The Kullback-Leibler divergence between two n - variate normal distribution say $ F_{1} = N_{n} (0, C_{1}+\sigma^{2}I)$ and $ F_{2} = N_{n} (0, C_{2}+\sigma^{2}I)$ is $$ KL(F_{2}: F_{1}) = \frac{1}{2}\left[\text{tr}(C_{2}^{-1}C_{1}) - n - \text{log}{{\text{(det}}(C_{2}^{-1}C_{1}))}\right]$$ Suppose that following are met:
$C_{1}$ is a full matrix with dimension $n * n $ and can be decompose as $UDU'$ where $ U_{n*n}$ orthogonal matrix and $D$ is a diagonal matrix.
$C_{2}$ is a a best approximation matrix with dimension $m * m $ and can be decompose as $E D E'$ where $ E_{m*n}$ and $D$ is a diagonal matrix.
I know that $ C_{1} - C_{2} = U_{(n-m)}L U'_{(n-m)} $ and if $ || C_{1} - C_{2}||_F< \epsilon $ then I need to find the upper bound for $KL(F_{2}: F_{1})$.

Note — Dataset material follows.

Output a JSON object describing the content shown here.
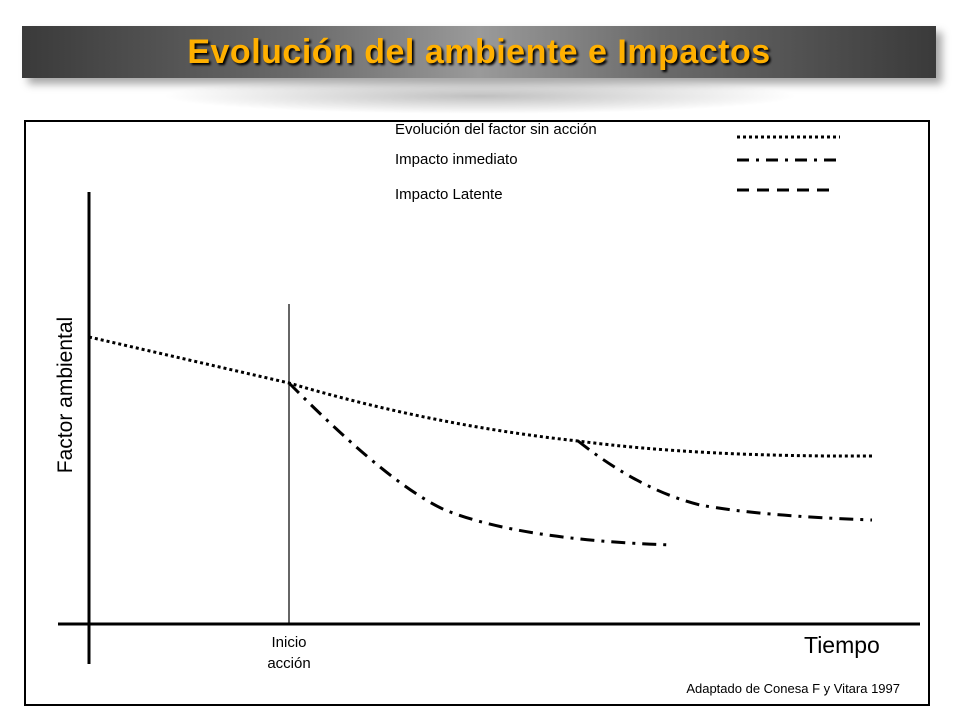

This was how I proceeded and got stuck and will need a good direction to continue. First consider $ \text{tr}(C_{1}^{-1}C_{2}) - n $ \begin{align*} tr(C_{2}^{-1}C_{1}) - n &= tr(C_{2}^{-1}(C_{1}-C_{2}))\\ &= tr(ED^{-1}E' U_{(n-m)}L U'_{(n-m)})\quad \text{using the property of orthogonality for $E, U $}\\ &= tr(D^{-1}L) \\ &= \sum_{i=1}^{m}\sum_{j=1}^{n} d_i l_j tr(C_{2}^{-1}C_{1}) - n \\ &\leq tr(C_{2}^{-1}(C_{1}-C_{2}))\\ &\leq ||C_2^{-1}||_{max} \sum_{i=1}^{m}\sum_{j=1}^{n} d_i l_j \\ &\leq ||C_2^{-1}||_{max} n^{2}\epsilon\\ &\leq \left(\frac{n}{\sigma}\right)^2 \epsilon \end{align*}
The problem I have is, is the third and fourth line of the equation valid? Once , I know this is correct I will proceed with $ \text{log}{{\text{(det}}(C_{2}^{-1}C_{1}}))$.